Taking a look at the Theoretical Particle Physics Jobs Rumor Mill, things are looking quite bad for tenure-track jobs in string theory or, more generally, any formal work on quantum field theory. It seems that what US physics departments most want now are cosmologists and “astro-particle physicists”. One place that plans to do a lot of hiring in this area is Arizona State, which is advertising for 8-10 new faculty appointments in these areas, and a similar number of postdocs, to be hired over the next 5 years. All of a sudden the field of “string cosmology” starts to make a lot more sense.
One organization that may need a lot of string theory instructors is the Maharishi Central University which will offer “Unified Field Based Education”:
The groundbreaking curriculum of Maharishi Central University is based upon the most advanced scientific knowledge of our age: the discovery of the Unified Field. During the past quarter century, modern physics has explored progressively more fundamental levels of nature’s functioning at the atomic, nuclear and sub-nuclear scales, culminating in the recent discovery of the Unified Field—a single, universal field of nature’s intelligence at the foundation of the universe.
This Unified Field, or “E8xE8 superstring field,” is the crowning achievement of fifty years of advanced research in quantum gravity theory, and is expressed most concisely in the following, compact Lagrangian, or “super-formula,” presented, for simplicity, in the super-conformal gauge…
The summary of the curriculum goes on to explain how the superstring field “provides the long-sought, mathematically rigorous, interdisciplinary foundation for all the sciences, and for the whole field of academic study,” and that “Without such knowledge, the entire field of education is essentially baseless.”
The plan seems to be to build 50 universities, one in each state, with a construction cost of $16 million each.
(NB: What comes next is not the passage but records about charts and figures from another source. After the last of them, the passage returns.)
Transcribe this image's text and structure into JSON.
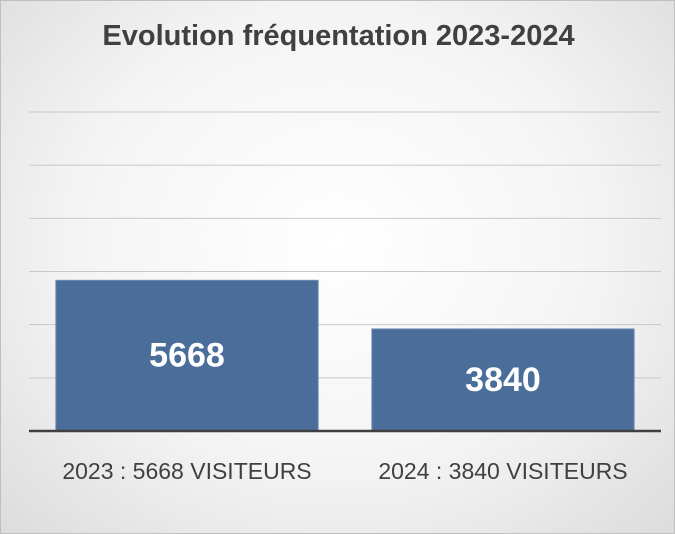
{
  "chart_data": {
    "type": "bar",
    "title": "Evolution fréquentation 2023-2024",
    "categories": [
      "2023 : 5668 VISITEURS",
      "2024 : 3840 VISITEURS"
    ],
    "values": [
      5668,
      3840
    ],
    "color": "#4a6d99",
    "ylim": [
      0,
      12000
    ],
    "yticks": [
      0,
      2000,
      4000,
      6000,
      8000,
      10000,
      12000
    ],
    "grid": true
  }
}
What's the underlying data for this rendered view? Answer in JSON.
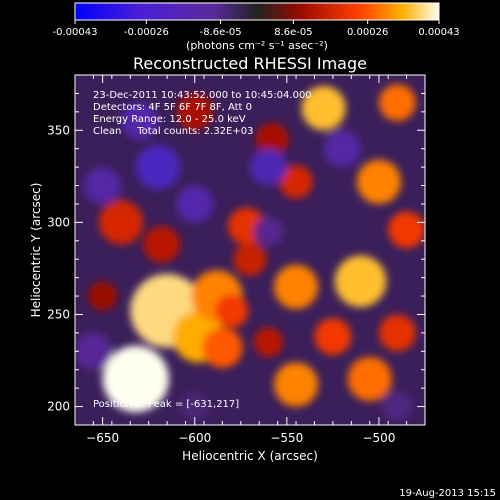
{
  "chart_data": {
    "type": "heatmap",
    "title": "Reconstructed RHESSI Image",
    "xlabel": "Heliocentric X (arcsec)",
    "ylabel": "Heliocentric Y (arcsec)",
    "xlim": [
      -665,
      -475
    ],
    "ylim": [
      190,
      380
    ],
    "x_ticks": [
      -650,
      -600,
      -550,
      -500
    ],
    "y_ticks": [
      200,
      250,
      300,
      350
    ],
    "colorbar": {
      "unit_label": "(photons cm⁻² s⁻¹ asec⁻²)",
      "tick_labels": [
        "-0.00043",
        "-0.00026",
        "-8.6e-05",
        "8.6e-05",
        "0.00026",
        "0.00043"
      ],
      "range": [
        -0.00043,
        0.00043
      ]
    },
    "annotations": [
      "23-Dec-2011 10:43:52.000 to 10:45:04.000",
      "Detectors: 4F 5F 6F 7F 8F, Att 0",
      "Energy Range: 12.0 - 25.0 keV",
      "Clean     Total counts: 2.32E+03"
    ],
    "peak_label": "Position of Peak = [-631,217]",
    "peak": {
      "x": -631,
      "y": 217
    },
    "blobs": [
      {
        "x": -632,
        "y": 215,
        "r": 18,
        "v": 0.00043
      },
      {
        "x": -615,
        "y": 252,
        "r": 20,
        "v": 0.00039
      },
      {
        "x": -598,
        "y": 238,
        "r": 14,
        "v": 0.00034
      },
      {
        "x": -588,
        "y": 260,
        "r": 14,
        "v": 0.0003
      },
      {
        "x": -640,
        "y": 300,
        "r": 12,
        "v": 0.00018
      },
      {
        "x": -618,
        "y": 288,
        "r": 10,
        "v": 0.00014
      },
      {
        "x": -585,
        "y": 232,
        "r": 11,
        "v": 0.00026
      },
      {
        "x": -572,
        "y": 298,
        "r": 10,
        "v": 0.0002
      },
      {
        "x": -580,
        "y": 252,
        "r": 9,
        "v": 0.00022
      },
      {
        "x": -545,
        "y": 265,
        "r": 12,
        "v": 0.0003
      },
      {
        "x": -510,
        "y": 268,
        "r": 14,
        "v": 0.00036
      },
      {
        "x": -525,
        "y": 238,
        "r": 10,
        "v": 0.00022
      },
      {
        "x": -545,
        "y": 212,
        "r": 12,
        "v": 0.0003
      },
      {
        "x": -505,
        "y": 215,
        "r": 12,
        "v": 0.00028
      },
      {
        "x": -490,
        "y": 240,
        "r": 10,
        "v": 0.0002
      },
      {
        "x": -530,
        "y": 362,
        "r": 12,
        "v": 0.00036
      },
      {
        "x": -490,
        "y": 365,
        "r": 10,
        "v": 0.00028
      },
      {
        "x": -545,
        "y": 322,
        "r": 9,
        "v": 0.00018
      },
      {
        "x": -500,
        "y": 322,
        "r": 12,
        "v": 0.0003
      },
      {
        "x": -485,
        "y": 296,
        "r": 10,
        "v": 0.00022
      },
      {
        "x": -558,
        "y": 345,
        "r": 9,
        "v": 0.00012
      },
      {
        "x": -600,
        "y": 360,
        "r": 10,
        "v": 0.00012
      },
      {
        "x": -570,
        "y": 280,
        "r": 9,
        "v": 0.00016
      },
      {
        "x": -650,
        "y": 260,
        "r": 8,
        "v": 0.0001
      },
      {
        "x": -560,
        "y": 235,
        "r": 8,
        "v": 0.00014
      },
      {
        "x": -650,
        "y": 320,
        "r": 10,
        "v": -0.00022
      },
      {
        "x": -620,
        "y": 330,
        "r": 12,
        "v": -0.0003
      },
      {
        "x": -600,
        "y": 310,
        "r": 10,
        "v": -0.00024
      },
      {
        "x": -560,
        "y": 330,
        "r": 10,
        "v": -0.00026
      },
      {
        "x": -520,
        "y": 340,
        "r": 10,
        "v": -0.00022
      },
      {
        "x": -630,
        "y": 355,
        "r": 10,
        "v": -0.00024
      },
      {
        "x": -655,
        "y": 230,
        "r": 10,
        "v": -0.00018
      },
      {
        "x": -560,
        "y": 295,
        "r": 8,
        "v": -0.00016
      },
      {
        "x": -490,
        "y": 200,
        "r": 8,
        "v": -0.00014
      },
      {
        "x": -600,
        "y": 200,
        "r": 8,
        "v": -0.00012
      }
    ]
  },
  "footer": {
    "date": "19-Aug-2013 15:15"
  }
}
They’re looking for investors, who are told that each university will enroll 200 students who will pay $45,000/year, generating an income of $9 million per year, so “This will render financing completely risk free.” This money-raising effort is related to the one discussed here.
The first such university is being built at the “exact geographic center” of the US, a point about 12 miles northeast of Smith Center, Kansas. The news from Raja Robert Wynne, Mayor of Maharishi Vedic City and Raja of Invincible New Zealand, Armenia, Kenya, Pakistan, Iraq, Vanuatu, Liberia, and Burundi for the Global Country of World Peace, is that there are 10 buildings now under construction. From an AP article about this, according to founding president John Hagelin
“The ultimate vision is 40,000 students. We’re probably not interested in something smaller than 10,000 students”… He said it would take more than $100 million to start up the university – which he had wanted to have open two years after construction began – and that kind of money isn’t easy to find amid a national banking crisis. Because of that, he said, a more reasonable estimate would be that the university will open in five to 10 years.
The locals seem to not be very happy about all this, worried by the presence of a Mexican construction company with Mexican workers at the site. One such Kansan is the Rev. Dennis Lambert, whose church is nearby, who says “We consider them to be a cult”. The AP article explains that
Lambert was among a small group of people who in 2006 dug up what they believe to be a Hindu idol on a rural property that meditators had once owned about 10 years ago. The figure, a hollow metal animal, contained fake jewels symbolic of the nine planetary gods, he said.
“The fake jewels were crushed and the metal deal was destroyed with heat,” Lambert said. “It was believed to have demonic influence and that’s the way we dealt with it.”